Kammamuri esperaba una explosión de ira por parte del Tigre de Malasia; pero, por el contrario, el formidable pirata no perdió un átomo de su calma. Más bien parecía satisfecho y hasta contento.
—¡Perfectamente! —dijo—. ¡He aquí una burla de la cual obtendremos resultados inapreciables! ¿Reconocerías a ese hombre, mi bravo Kammamuri?
—Ahora y dentro de seis años.
—Y yo también. ¿Has traído los trajes que te había recomendado?
—Tengo cuatro cajas con trajes en el fylt-sciarra.
—¿Qué pretendes hacer, Sandokán? —preguntó Yáñez.
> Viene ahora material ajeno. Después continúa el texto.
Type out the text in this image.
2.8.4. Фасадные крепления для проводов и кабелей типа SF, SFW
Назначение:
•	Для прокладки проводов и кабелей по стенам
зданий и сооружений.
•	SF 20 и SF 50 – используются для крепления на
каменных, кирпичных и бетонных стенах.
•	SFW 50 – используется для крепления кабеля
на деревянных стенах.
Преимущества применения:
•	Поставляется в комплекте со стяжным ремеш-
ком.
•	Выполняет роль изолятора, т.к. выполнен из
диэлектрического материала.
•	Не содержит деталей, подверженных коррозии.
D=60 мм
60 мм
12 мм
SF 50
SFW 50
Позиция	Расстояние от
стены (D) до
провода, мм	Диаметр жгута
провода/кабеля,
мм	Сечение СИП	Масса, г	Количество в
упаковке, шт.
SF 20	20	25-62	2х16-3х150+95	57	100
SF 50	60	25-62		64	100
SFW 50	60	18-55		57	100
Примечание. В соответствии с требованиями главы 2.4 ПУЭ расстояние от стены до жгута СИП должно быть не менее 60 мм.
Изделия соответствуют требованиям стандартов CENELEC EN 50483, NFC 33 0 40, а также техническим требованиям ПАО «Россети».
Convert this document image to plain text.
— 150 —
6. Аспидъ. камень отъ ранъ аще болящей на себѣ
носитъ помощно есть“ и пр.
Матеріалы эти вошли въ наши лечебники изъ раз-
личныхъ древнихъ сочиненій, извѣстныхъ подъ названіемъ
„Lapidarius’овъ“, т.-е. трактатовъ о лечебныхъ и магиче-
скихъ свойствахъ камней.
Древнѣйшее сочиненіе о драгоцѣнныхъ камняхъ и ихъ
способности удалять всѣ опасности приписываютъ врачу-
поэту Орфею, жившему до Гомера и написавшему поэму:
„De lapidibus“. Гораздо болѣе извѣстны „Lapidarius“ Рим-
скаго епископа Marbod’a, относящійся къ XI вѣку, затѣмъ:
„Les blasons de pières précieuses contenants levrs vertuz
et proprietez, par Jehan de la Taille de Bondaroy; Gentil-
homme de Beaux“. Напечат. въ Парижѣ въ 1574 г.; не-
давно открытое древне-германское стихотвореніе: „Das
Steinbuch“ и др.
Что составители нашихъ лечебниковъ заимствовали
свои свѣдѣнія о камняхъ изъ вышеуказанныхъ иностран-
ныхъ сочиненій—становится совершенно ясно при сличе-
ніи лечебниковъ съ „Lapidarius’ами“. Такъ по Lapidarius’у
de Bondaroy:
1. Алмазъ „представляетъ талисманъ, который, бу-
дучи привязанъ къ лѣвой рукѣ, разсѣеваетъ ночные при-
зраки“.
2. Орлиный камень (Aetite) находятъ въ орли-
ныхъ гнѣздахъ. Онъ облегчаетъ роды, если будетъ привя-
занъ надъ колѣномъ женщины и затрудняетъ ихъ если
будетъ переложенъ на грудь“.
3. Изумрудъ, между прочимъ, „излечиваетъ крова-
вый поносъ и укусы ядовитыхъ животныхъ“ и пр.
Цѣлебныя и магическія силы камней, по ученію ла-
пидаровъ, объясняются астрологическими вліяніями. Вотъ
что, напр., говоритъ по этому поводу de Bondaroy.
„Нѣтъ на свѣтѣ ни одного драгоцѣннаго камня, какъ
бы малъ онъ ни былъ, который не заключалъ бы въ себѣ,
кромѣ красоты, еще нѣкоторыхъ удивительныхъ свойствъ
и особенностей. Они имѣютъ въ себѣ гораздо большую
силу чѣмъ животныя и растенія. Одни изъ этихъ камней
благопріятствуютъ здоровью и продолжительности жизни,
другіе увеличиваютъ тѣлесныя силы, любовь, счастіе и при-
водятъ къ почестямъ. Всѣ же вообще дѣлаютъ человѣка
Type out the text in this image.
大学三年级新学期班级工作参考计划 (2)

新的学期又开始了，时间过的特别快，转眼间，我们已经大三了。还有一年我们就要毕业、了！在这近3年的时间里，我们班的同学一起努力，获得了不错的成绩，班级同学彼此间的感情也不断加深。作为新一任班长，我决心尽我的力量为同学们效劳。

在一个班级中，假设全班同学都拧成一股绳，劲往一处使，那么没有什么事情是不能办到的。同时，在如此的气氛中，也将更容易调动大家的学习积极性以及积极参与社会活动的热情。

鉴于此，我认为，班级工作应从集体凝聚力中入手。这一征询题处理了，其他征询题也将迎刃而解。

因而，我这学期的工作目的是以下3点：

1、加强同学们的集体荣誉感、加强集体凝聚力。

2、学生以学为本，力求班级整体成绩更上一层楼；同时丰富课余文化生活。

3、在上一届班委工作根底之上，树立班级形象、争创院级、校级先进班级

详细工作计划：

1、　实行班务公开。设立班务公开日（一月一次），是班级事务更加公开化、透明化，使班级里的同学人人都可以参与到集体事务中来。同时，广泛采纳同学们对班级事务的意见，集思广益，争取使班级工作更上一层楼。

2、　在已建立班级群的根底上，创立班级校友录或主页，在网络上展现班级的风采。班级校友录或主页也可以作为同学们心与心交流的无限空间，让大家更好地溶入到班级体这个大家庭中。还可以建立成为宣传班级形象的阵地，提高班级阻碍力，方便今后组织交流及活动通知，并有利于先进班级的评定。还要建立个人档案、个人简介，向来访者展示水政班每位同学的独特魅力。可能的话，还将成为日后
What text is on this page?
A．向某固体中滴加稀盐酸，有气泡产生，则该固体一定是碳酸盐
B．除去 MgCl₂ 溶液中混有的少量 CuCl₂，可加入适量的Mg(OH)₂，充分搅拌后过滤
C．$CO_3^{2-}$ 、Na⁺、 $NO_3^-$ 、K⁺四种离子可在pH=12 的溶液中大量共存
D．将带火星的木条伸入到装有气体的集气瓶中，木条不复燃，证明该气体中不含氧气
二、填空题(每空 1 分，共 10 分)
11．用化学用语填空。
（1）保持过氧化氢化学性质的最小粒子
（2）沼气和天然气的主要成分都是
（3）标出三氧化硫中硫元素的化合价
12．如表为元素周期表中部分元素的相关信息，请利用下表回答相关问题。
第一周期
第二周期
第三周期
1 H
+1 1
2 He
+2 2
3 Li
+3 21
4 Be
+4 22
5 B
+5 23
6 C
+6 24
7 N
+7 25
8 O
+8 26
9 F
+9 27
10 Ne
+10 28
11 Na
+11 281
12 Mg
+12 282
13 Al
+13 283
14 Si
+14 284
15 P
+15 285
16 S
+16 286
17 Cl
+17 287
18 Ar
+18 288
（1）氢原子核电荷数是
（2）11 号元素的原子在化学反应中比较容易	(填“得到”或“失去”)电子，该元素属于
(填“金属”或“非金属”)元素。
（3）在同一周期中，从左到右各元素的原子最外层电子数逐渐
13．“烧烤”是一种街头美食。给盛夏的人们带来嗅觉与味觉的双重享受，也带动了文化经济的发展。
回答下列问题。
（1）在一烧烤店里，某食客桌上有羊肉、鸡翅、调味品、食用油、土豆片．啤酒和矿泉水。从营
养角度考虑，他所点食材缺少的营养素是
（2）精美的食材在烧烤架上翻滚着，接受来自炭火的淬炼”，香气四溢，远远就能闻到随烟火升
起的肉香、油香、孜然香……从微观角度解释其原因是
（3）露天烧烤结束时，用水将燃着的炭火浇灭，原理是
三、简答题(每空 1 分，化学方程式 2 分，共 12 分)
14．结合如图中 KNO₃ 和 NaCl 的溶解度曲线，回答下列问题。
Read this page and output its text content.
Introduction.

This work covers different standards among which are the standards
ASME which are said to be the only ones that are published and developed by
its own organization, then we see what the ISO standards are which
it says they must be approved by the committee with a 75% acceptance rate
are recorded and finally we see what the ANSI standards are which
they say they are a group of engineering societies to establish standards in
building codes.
—El manti nos dirá si los thugs han vuelto a su antigua residencia, y si la pequeña Damna está oculta en los subterráneos de Raimangal —respondió el Tigre de Malasia—. Nos hacía falta un thug para hacerle hablar, y lo tenemos al alcance de la mano; ¡y por Alá que ha de cantar muy alto! Se trata únicamente de encontrarle, y confío en que lo lograré.
—Amigo mío, Calcuta es muy grande y muy populosa. Sería lo mismo que buscar una aguja en un pajar.
—Quizá sea menos difícil de lo que usted cree —dijo de pronto Kammamuri—. En la ciudad negra hay una pagoda dedicada a la diosa Kali, a la cual concurren los thugs, y en donde, desde hace tres días, se están celebrando fiestas en honor de Darma-Ragiae y de su esposa Drobidé. Nada me sorprendería encontrar allí a ese viejo.
—Sería una suerte —dijo Sandokán—. ¿Cuándo comienza la fiesta?
—Por la noche.
—¿Tienes que volver a casa de tu patrón?
—Le he dicho que no me esperase; además, él estará aquí antes de que amanezca. Ha decidido refugiarse en el prao para poder moverse sin que nadie le espíe.
—Quería proponérselo. Aquí estará más seguro que en su palacio; además, su presencia puede sernos necesaria —dijo Sandokán. Y añadió—: Ahora vamos a comer, y después nos disfrazaremos, para que el manti no pueda reconocernos.
Y después, recordando de pronto su encargo, preguntó:
—¿Y los elefantes?
—Ya han ido a adquirirlos varíes criados de casa. Dentro de pocos días podremos contar con ellos.
—Es preciso que no los vean los thugs; podrían sospechar que tenemos intención de ir a los junglares del Sur.
—Se les ha dado orden de que los condujeran a un bungalow que tiene mi patrón en las cercanías de Kgarí, la última aldea de los Sunderbunds.
—¡Vamos a comer, amigos; el día no ha sido perdido!